Correlation Between Ferrari NV and Ford
Can any of the company-specific risk be diversified away by investing in both Ferrari NV and Ford at the same time? Although using a correlation coefficient on its own may not help to predict future stock returns, this module helps to understand the diversifiable risk of combining Ferrari NV and Ford into the same portfolio, which is an essential part of the fundamental portfolio management process.
By analyzing existing cross correlation between Ferrari NV and Ford Motor, you can compare the effects of market volatilities on Ferrari NV and Ford and check how they will diversify away market risk if combined in the same portfolio for a given time horizon. You can also utilize pair trading strategies of matching a long position in Ferrari NV with a short position of Ford. Check out your portfolio center. Please also check ongoing floating volatility patterns of Ferrari NV and Ford.

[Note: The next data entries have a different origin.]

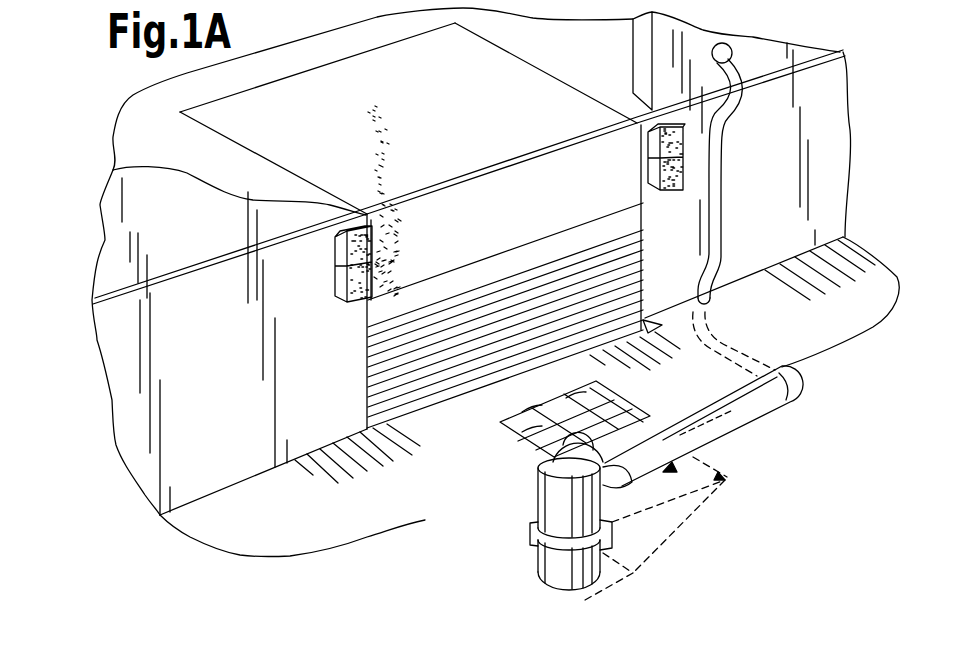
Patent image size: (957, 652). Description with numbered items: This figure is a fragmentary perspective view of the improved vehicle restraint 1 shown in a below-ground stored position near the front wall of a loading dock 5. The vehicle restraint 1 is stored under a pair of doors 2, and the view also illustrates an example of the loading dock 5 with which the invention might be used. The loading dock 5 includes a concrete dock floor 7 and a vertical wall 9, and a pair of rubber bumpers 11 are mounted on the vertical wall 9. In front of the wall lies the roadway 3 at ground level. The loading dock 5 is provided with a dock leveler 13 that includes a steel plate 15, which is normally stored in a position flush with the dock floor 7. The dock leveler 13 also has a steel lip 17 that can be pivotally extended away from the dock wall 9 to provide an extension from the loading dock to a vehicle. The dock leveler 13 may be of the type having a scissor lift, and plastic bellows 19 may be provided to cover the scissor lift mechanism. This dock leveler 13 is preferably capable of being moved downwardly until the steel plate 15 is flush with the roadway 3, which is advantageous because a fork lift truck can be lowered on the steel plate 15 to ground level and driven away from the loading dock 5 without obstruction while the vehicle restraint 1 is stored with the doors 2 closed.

The vehicle restraint 1 is at (527, 521).
The doors 2 is at (650, 417).
The roadway 3 is at (317, 520).
The loading dock 5 is at (135, 88).
The dock floor 7 is at (175, 143).
The vertical wall 9 is at (232, 404).
The rubber bumpers 11 is at (337, 258).
The dock leveler 13 is at (563, 79).
The steel plate 15 is at (434, 124).
The steel lip 17 is at (528, 226).
The plastic bellows 19 is at (367, 377).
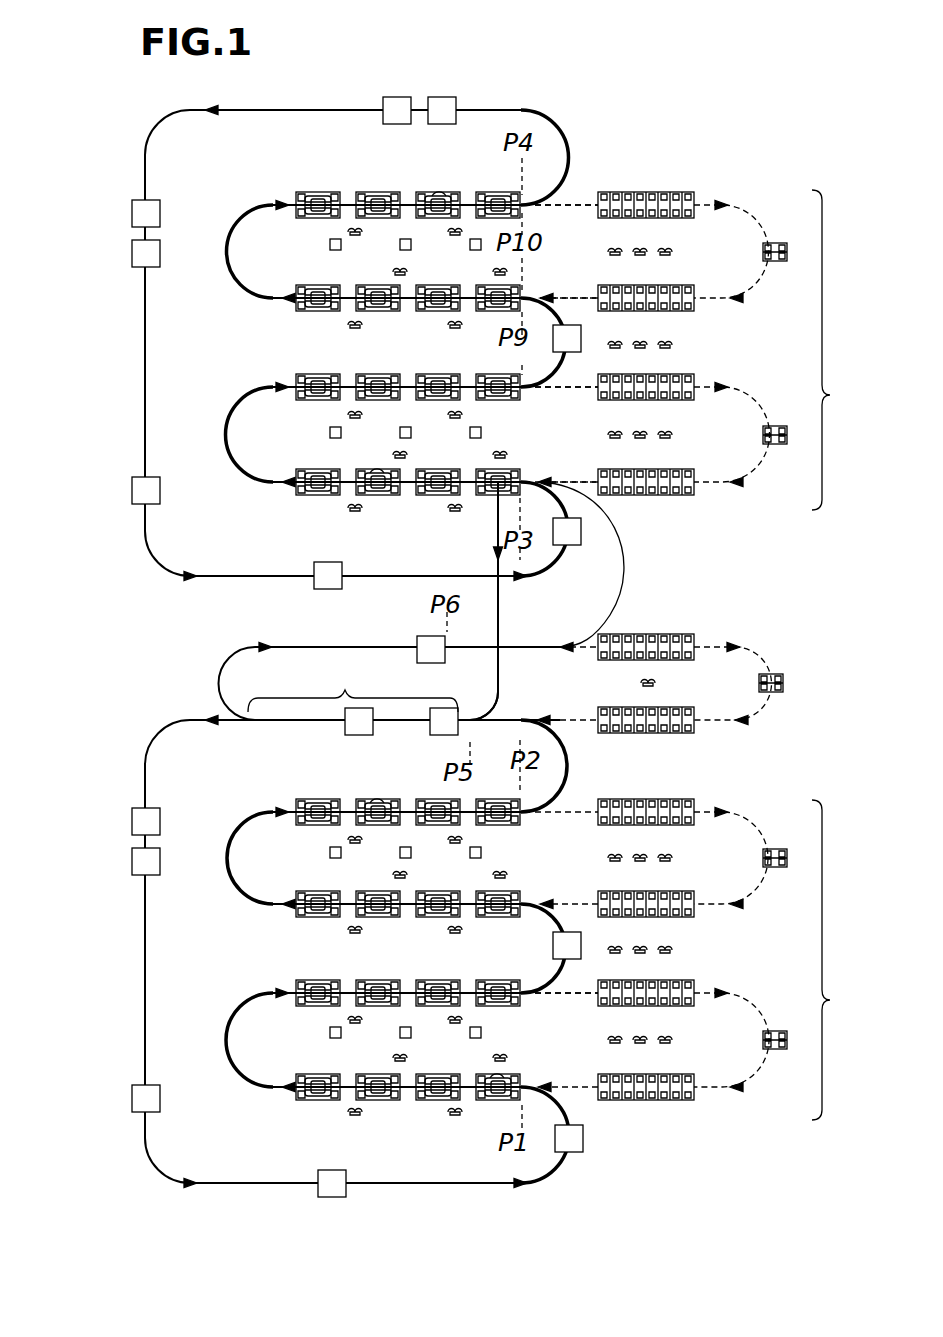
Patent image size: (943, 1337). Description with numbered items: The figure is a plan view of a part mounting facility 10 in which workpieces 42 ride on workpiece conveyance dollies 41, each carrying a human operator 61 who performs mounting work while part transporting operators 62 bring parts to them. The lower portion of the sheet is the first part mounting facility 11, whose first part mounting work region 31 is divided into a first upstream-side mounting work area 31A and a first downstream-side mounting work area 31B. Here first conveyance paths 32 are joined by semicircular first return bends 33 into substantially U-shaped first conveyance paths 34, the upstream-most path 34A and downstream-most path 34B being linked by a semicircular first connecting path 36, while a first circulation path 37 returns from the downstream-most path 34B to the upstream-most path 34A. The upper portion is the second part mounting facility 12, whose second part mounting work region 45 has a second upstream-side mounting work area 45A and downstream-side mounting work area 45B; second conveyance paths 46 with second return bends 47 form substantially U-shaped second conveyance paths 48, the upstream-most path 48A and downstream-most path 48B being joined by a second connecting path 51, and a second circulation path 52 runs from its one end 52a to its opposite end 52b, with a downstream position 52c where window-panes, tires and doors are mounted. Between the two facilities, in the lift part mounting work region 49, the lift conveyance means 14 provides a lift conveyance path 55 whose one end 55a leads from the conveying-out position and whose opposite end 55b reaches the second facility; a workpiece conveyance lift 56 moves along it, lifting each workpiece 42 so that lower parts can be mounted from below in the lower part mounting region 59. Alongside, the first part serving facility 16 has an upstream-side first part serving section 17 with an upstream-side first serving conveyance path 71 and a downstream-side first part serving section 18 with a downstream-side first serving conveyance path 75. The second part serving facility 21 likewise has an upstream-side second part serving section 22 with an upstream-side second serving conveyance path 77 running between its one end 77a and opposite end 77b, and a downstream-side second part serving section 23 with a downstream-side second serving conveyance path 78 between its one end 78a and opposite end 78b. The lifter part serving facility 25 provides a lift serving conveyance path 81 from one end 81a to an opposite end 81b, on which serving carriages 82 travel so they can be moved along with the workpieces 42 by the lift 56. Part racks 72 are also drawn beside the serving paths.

The part mounting facility 10 is at (616, 165).
The first part mounting facility 11 is at (142, 1002).
The second part mounting facility 12 is at (142, 332).
The lift conveyance means 14 is at (216, 683).
The first part serving facility 16 is at (836, 960).
The upstream-side first part serving section 17 is at (748, 1087).
The downstream-side first part serving section 18 is at (756, 889).
The second part serving facility 21 is at (837, 350).
The upstream-side second part serving section 22 is at (746, 476).
The downstream-side second part serving section 23 is at (760, 270).
The lifter part serving facility 25 is at (758, 646).
The first part mounting work region 31 is at (140, 934).
The first upstream-side mounting work area 31A is at (258, 1089).
The first downstream-side mounting work area 31B is at (252, 905).
The first conveyance path 32 is at (414, 1092).
The first return bend 33 is at (233, 866).
The substantially U-shaped first conveyance path 34 is at (268, 814).
The upstream-most substantially U-shaped first conveyance path 34A is at (215, 1035).
The downstream-most substantially U-shaped first conveyance path 34B is at (216, 844).
The first connecting path 36 is at (545, 992).
The first circulation path 37 is at (146, 1058).
The workpiece conveyance dolly 41 is at (396, 97).
The workpiece 42 is at (320, 300).
The second part mounting work region 45 is at (143, 393).
The second upstream-side mounting work area 45A is at (240, 486).
The downstream-side mounting work area 45B is at (238, 292).
The second conveyance path 46 is at (410, 487).
The second return bend 47 is at (233, 265).
The substantially U-shaped second conveyance path 48 is at (268, 206).
The upstream-most substantially U-shaped second conveyance path 48A is at (215, 423).
The downstream-most substantially U-shaped second conveyance path 48B is at (216, 233).
The lift part mounting work region 49 is at (245, 650).
The second connecting path 51 is at (580, 348).
The second circulation path 52 is at (143, 452).
The one end of second circulation path 52a is at (532, 484).
The opposite end of second circulation path 52b is at (534, 300).
The downstream position 52c is at (441, 97).
The lift conveyance path 55 is at (368, 647).
The one end of lift conveyance path 55a is at (470, 715).
The opposite end of lift conveyance path 55b is at (526, 478).
The workpiece conveyance lift 56 is at (422, 638).
The lower part mounting region 59 is at (353, 697).
The human operator 61 is at (440, 214).
The part transporting operator 62 is at (398, 272).
The upstream-side first serving conveyance path 71 is at (706, 1089).
The storage rack 72 is at (686, 193).
The downstream-side first serving conveyance path 75 is at (762, 822).
The upstream-side second serving conveyance path 77 is at (708, 486).
The one end of upstream-side second serving conveyance path 77a is at (580, 492).
The opposite end of upstream-side second serving conveyance path 77b is at (538, 389).
The downstream-side second serving conveyance path 78 is at (700, 300).
The one end of downstream-side second serving conveyance path 78a is at (566, 298).
The opposite end of downstream-side second serving conveyance path 78b is at (540, 210).
The lift serving conveyance path 81 is at (669, 703).
The one end of lift serving conveyance path 81a is at (460, 724).
The opposite end of lift serving conveyance path 81b is at (497, 647).
The serving carriage 82 is at (688, 636).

Diversification Opportunities for Ferrari NV and Ford
-0.29 | Correlation Coefficient |
Very good diversification
The 3 months correlation between Ferrari and Ford is -0.29. Overlapping area represents the amount of risk that can be diversified away by holding Ferrari NV and Ford Motor in the same portfolio, assuming nothing else is changed. The correlation between historical prices or returns on Ford Motor and Ferrari NV is a relative statistical measure of the degree to which these equity instruments tend to move together. The correlation coefficient measures the extent to which returns on Ferrari NV are associated (or correlated) with Ford. Values of the correlation coefficient range from -1 to +1, where. The correlation of zero (0) is possible when the price movement of Ford Motor has no effect on the direction of Ferrari NV i.e., Ferrari NV and Ford go up and down completely randomly.
Pair Corralation between Ferrari NV and Ford
Given the investment horizon of 90 days Ferrari NV is expected to under-perform the Ford. But the stock apears to be less risky and, when comparing its historical volatility, Ferrari NV is 1.24 times less risky than Ford. The stock trades about -0.1 of its potential returns per unit of risk. The Ford Motor is currently generating about 0.03 of returns per unit of risk over similar time horizon. If you would invest 1,083 in Ford Motor on September 1, 2024 and sell it today you would earn a total of 30.00 from holding Ford Motor or generate 2.77% return on investment over 90 days.
Time Period | 3 Months [change] |
Direction | Moves Against |
Strength | Insignificant |
Accuracy | 100.0% |
Values | Daily Returns |
Ferrari NV vs. Ford Motor
Performance |
Timeline |
Ferrari NV |
Ford Motor |
Ferrari NV and Ford Volatility Contrast
Predicted Return Density |
Returns |
Pair Trading with Ferrari NV and Ford
The main advantage of trading using opposite Ferrari NV and Ford positions is that it hedges away some unsystematic risk. Because of two separate transactions, even if Ferrari NV position performs unexpectedly, Ford can make up some of the losses. Pair trading also minimizes risk from directional movements in the market. For example, if an entire industry or sector drops because of unexpected headlines, the short position in Ford will offset losses from the drop in Ford's long position.The idea behind Ferrari NV and Ford Motor pairs trading is to make the combined position market-neutral, meaning the overall market's direction will not affect its win or loss (or potential downside or upside). This can be achieved by designing a pairs trade with two highly correlated stocks or equities that operate in a similar space or sector, making it possible to obtain profits through simple and relatively low-risk investment.Check out your portfolio center.Note that this page's information should be used as a complementary analysis to find the right mix of equity instruments to add to your existing portfolios or create a brand new portfolio. You can also try the Volatility Analysis module to get historical volatility and risk analysis based on latest market data.